On the heels of a recent string of criticisms of racial and religious profiling by the New York Police Department, a Quinnipiac University poll released last week reported that a majority of New Yorkers approve of the way the police are doing their job. However, only 46 percent approve of the controversial policing tactic stop-and-frisk. The racial breakdown of reactions to this policy is striking: 59 percent of white voters approve, while only 43 percent of Hispanic voters and 27 percent of black voters support stop-and-frisk.
The results of a January 2011 study called “Understanding Stop & Frisk” shed a more nuanced light on minority communities’ reactions to the policy. The Global Strategy Group conducted the study amongst adult residents of the six neighborhoods with the highest frequency of stops, in Brooklyn, East Harlem and Queens. Participants were chosen to include the most highly impacted demographics: African Americans and Latinos. Focus groups included participants who reported they had never been the target of a stop-and-frisk.
The strongest supporters of the policy — African American and Latino seniors — almost universally agreed that it can be a violation of civil rights, yet still supported it. And the most adamant objectors — African American and Latino men — expressed outrage at the policy, yet were not fully committed to ending it altogether. A majority of participants recognized crime as a major problem in their neighborhood, but agreed that stop-and-frisk doesn’t reduce crime or improve quality of life enough to justify its tendency towards racially-based harassment that ruins community relationships with the police.
“There are so many [officers] who have had no experience with our community. Somebody must have told them, ‘You have to be aggressive instead of coming to [these people] in a proper way.’ Some of them come and speak to us like animals,” said one African American woman.

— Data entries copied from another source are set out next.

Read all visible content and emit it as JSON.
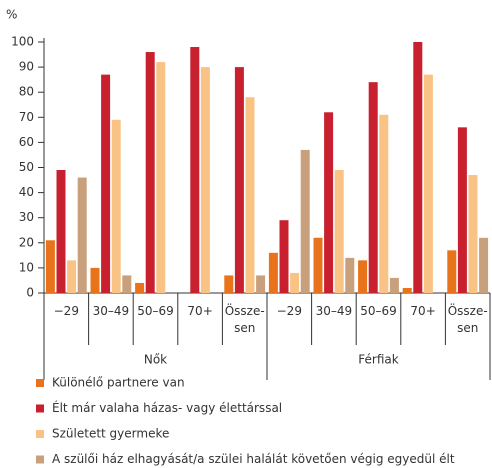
{
  "chart_data": {
    "type": "bar",
    "y_label": "%",
    "groups": [
      "Nők",
      "Férfiak"
    ],
    "categories": [
      "−29",
      "30–49",
      "50–69",
      "70+",
      "Össze-\nsen",
      "−29",
      "30–49",
      "50–69",
      "70+",
      "Össze-\nsen"
    ],
    "series": [
      {
        "name": "Különélő partnere van",
        "color": "#e8731a",
        "values": [
          21,
          10,
          4,
          0,
          7,
          16,
          22,
          13,
          2,
          17
        ]
      },
      {
        "name": "Élt már valaha házas- vagy élettárssal",
        "color": "#c8202f",
        "values": [
          49,
          87,
          96,
          98,
          90,
          29,
          72,
          84,
          100,
          66
        ]
      },
      {
        "name": "Született gyermeke",
        "color": "#f9c386",
        "values": [
          13,
          69,
          92,
          90,
          78,
          8,
          49,
          71,
          87,
          47
        ]
      },
      {
        "name": "A szülői ház elhagyását/a szülei halálát követően végig egyedül élt",
        "color": "#c9a07c",
        "values": [
          46,
          7,
          0,
          0,
          7,
          57,
          14,
          6,
          0,
          22
        ]
      }
    ],
    "ylim": [
      0,
      100
    ],
    "yticks": [
      0,
      10,
      20,
      30,
      40,
      50,
      60,
      70,
      80,
      90,
      100
    ]
  }
}
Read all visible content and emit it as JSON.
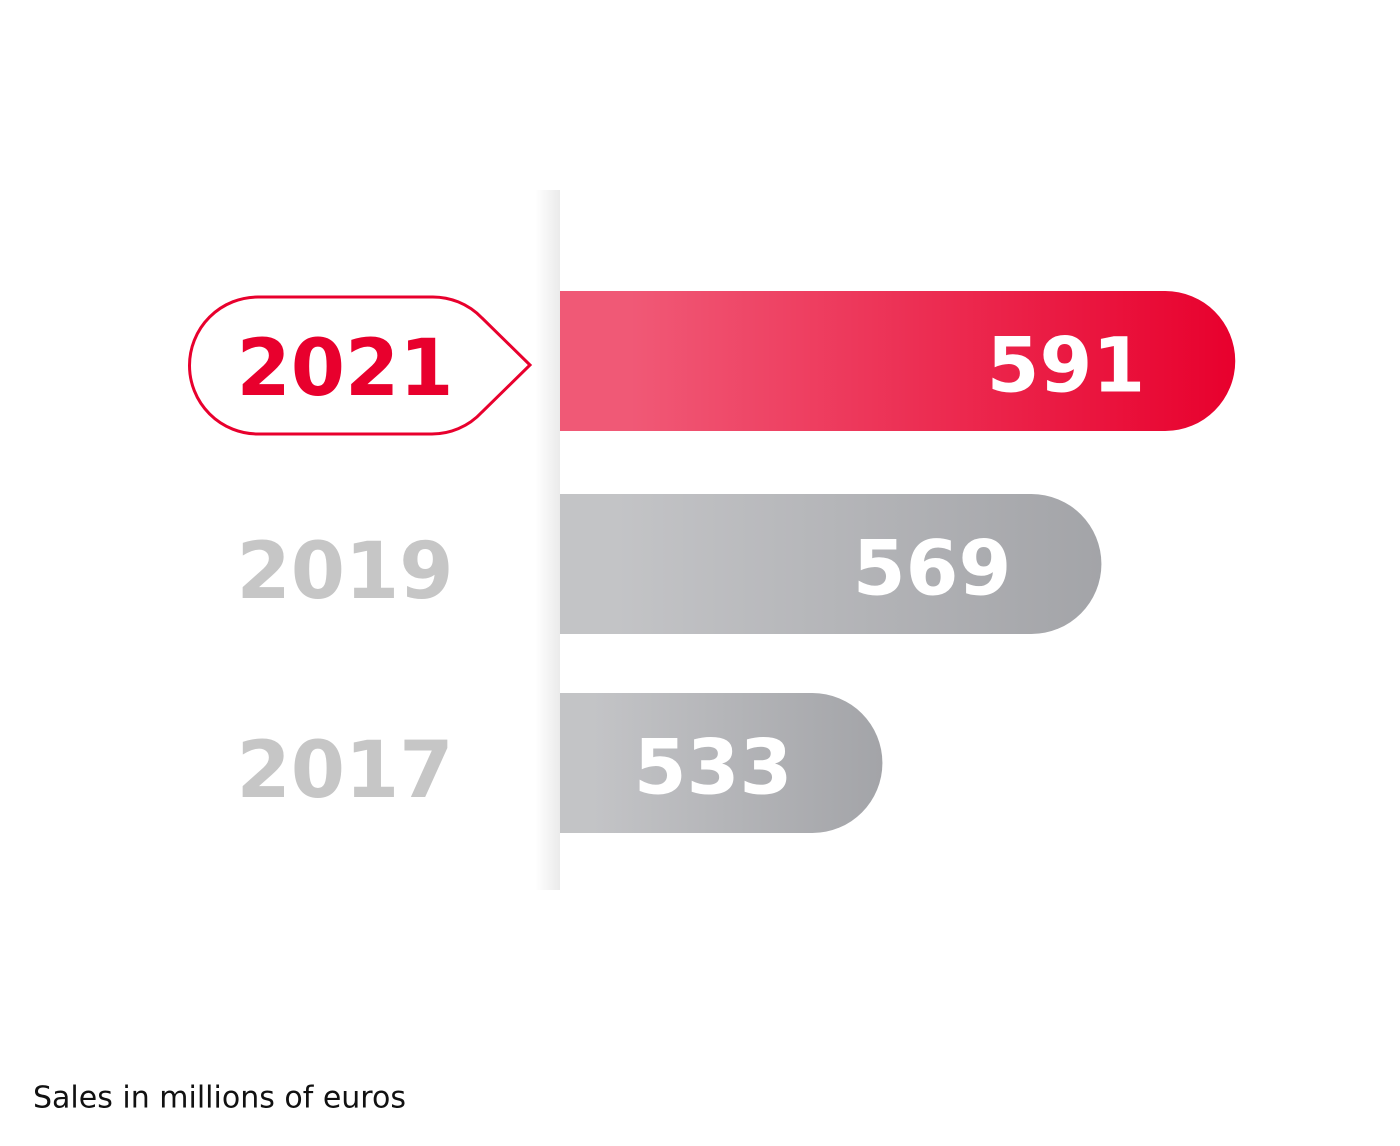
{
  "chart_data": {
    "type": "bar",
    "orientation": "horizontal",
    "categories": [
      "2021",
      "2019",
      "2017"
    ],
    "values": [
      591,
      569,
      533
    ],
    "colors": [
      "#e8002d",
      "#a3a4a8",
      "#a3a4a8"
    ],
    "label_colors": [
      "#e8002d",
      "#c6c6c6",
      "#c6c6c6"
    ],
    "xlim": [
      480,
      600
    ],
    "caption": "Sales in millions of euros"
  }
}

Stop-and-frisk has had an overwhelmingly disparate impact on blacks and Hispanics, who represented 87 percent of those stopped last year. It is unclear what positive effect, if any, the practice has had on improving public safety outcomes. Close to 90 percent of stops in 2011 resulted in no arrest or summons whatsoever. Criminologist Frank Zimring, who has written very favorably about most of the crime-fighting tactics the NYPD has used in the last two decades, finds no evidence to support the use of stop-and-frisk.
“The New York City Police Department is one of the most aggressive police departments we’ve ever seen. And the big question…is, does getting aggressive, does making 600,000 stops add value to these techniques? And the answer is a great big we don’t know.”
The Brennan Center supports efforts to improve police-community relations in ways that allow minority communities to be both safe and free. Non-aggressive community policing, and increased foot patrols with properly trained and supported officers, should be part of coordinated strategies to improve a community’s health. Such programs would achieve the results all New Yorkers seek, and that we all deserve. The NYPD must identify fairer and more intelligent practices than stop-and-frisk, because a growing chorus of politicians, advocates and citizens demands it.